Gone are the days when “the ideal home” sparked images of brick and stucco, heavy, ornate fixtures, and decorative furniture.
While a handful of home hunters still lean towards the traditional, the trend in both construction and consumer preferences has been towards the opposite end of the spectrum: wide glass panels, use of lines and space, and minimalist pieces.
Advancements in engineering have a strong hand in this shift: lightweight concrete, laminated timber, and even foam mixtures are now being incorporated into sustainable construction. These are also a response to growing awareness of sustainability and changing lifestyles.
Sustainability is now a major buzzword even in real estate and construction. According to Barker Associates, the most informed home hunters desire not only functional aesthetic, but also concern for environmental conditions.
Frost & Sullivan has hailed this a new era of construction as having a focus on sustainability, energy-efficient, and even recyclable construction materials on a global level.
As the public leans toward eco-friendly alternatives, so has their pursuit of holistic health. The demand for quality indoor air, non-toxic materials, and an adaptable layout indicates that potential homeowners seek more than a place to eat, shower, and lay their heads: they want to feel at their best.
Studies show that long-term exposure to air pollutants indoors may cause physical ailments such as headaches and fatigue. Meanwhile, an abode rich in plant life can contradict these effects as well as reduce stress levels, facilitate better sleep, increase focus and creativity, and improve mood.
Holistic living involves treatment of the whole person. This shies away from the compartmentalization of recreational spaces, work areas, plain household tasks, and plain sleep that’s reminiscent of a time past.

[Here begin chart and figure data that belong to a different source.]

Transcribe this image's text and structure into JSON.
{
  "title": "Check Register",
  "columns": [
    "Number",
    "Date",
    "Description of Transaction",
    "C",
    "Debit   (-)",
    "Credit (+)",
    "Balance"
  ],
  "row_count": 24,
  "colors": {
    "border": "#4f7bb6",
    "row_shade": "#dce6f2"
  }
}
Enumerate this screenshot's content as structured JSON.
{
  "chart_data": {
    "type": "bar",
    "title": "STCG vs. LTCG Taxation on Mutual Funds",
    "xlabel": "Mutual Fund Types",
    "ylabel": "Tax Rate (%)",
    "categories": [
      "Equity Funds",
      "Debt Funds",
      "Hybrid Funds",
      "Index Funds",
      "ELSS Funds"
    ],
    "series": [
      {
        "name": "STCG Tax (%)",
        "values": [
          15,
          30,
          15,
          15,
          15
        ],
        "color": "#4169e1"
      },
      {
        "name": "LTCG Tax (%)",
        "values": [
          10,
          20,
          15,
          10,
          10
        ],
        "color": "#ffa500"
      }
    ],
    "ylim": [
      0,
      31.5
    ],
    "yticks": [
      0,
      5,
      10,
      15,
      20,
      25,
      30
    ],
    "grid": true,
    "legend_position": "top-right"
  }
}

The new ideal among homes is one that will enable residents to incorporate a healthy lifestyle into their abode. People want a place wherein they can pursue such a lifestyle in an environment conducive for both rest and productivity. But what does this look like?
Of Pocket Gardens and Urban Jungles
It’s no longer just gated houses that can be endowed with lush yards and gardenscapes: the most in-demand residences today boast access to grassy courtyards or rooftop gardens.
Even when entire lawns aren’t possible, plenty a desirable property feature pocket gardens: a mini balcony lined with planter boxes, flowerpots incorporated into the breakfast counter, hedged fences, or a paved yard with a designated urban jungle.
Inevitably, the covid-19 pandemic drove up demand for homes with gardens and generous outdoor space, reported The Scotsman in mid-2020.
Wellness Begins at Home
Like green homes and spaces, the demand for wellness amenities has increased.
Forbes reported in 2018 that the U.S. fitness industry had been growing by up to 4% per year in the previous decade.
Come covid-19, it only pointed more people towards the benefits of exercise, as poor cardiovascular health is among the major risk factors for severe infection.
Access to a swimming pool or gym was reported in 2020 by Philippine real estate company Lamudi as the top-searched amenity on the platform. Moreover, a RentCafe survey that same year found that for 28% of Western respondents, the absence of a gym was considered a dealbreaker in searching for a rental.
Outside of the apartment or condo market, homeowners drove up the demand for gym equipment. What were once separate destinations in daily life are gradually being incorporated holistically into residential spaces.
Safety and Convenience
Security has always been a top-of-mind concern when buying a home, whether against robbers or fire hazards.
As residents grow more engaged with their home life, property and maintenance services have become mainstream essentials. Staying at home has not made people less busy; rather, it’s turned their attention more sharply at what can be done in and to their homes.
Current events have contributed to the demand for home services, which had already been rising within the past five years.
An accessible home is one that caters to people disabled by health ailments, age, or other unique circumstances, ensuring they can maneuver their own house with minimal difficulty.
The UDS Foundation offers various recommendations for home accessiblility such as garage and hallway measurements, ramps, and even placement of door handles and electric outlets. There are also suggested modifications for the kitchen and bathrooms.
While the average able-bodied occupant would think little of such elements, they make a world of difference for those whose accessibility is considered a luxury.
Angi, Inc. summarized these developments quite well:
“No longer are homes strictly assets we use to force us to save—they are the new center of our personal and professional lives. Home spending decisions are more and more being driven not only by pressing maintenance repairs, but now also by enjoyment, utility and lifestyle.”
Home hunters in this day and age seek a secure home that gets plenty of sunlight, smooth airflow, and space for greenery, coupled with space-saving fixtures, modern appliances, and access to amenities and services that will help them pursue a healthy lifestyle.
After decades of construction innovation, design trends, and interplay of social, environmental, and health issues, this is the new ideal.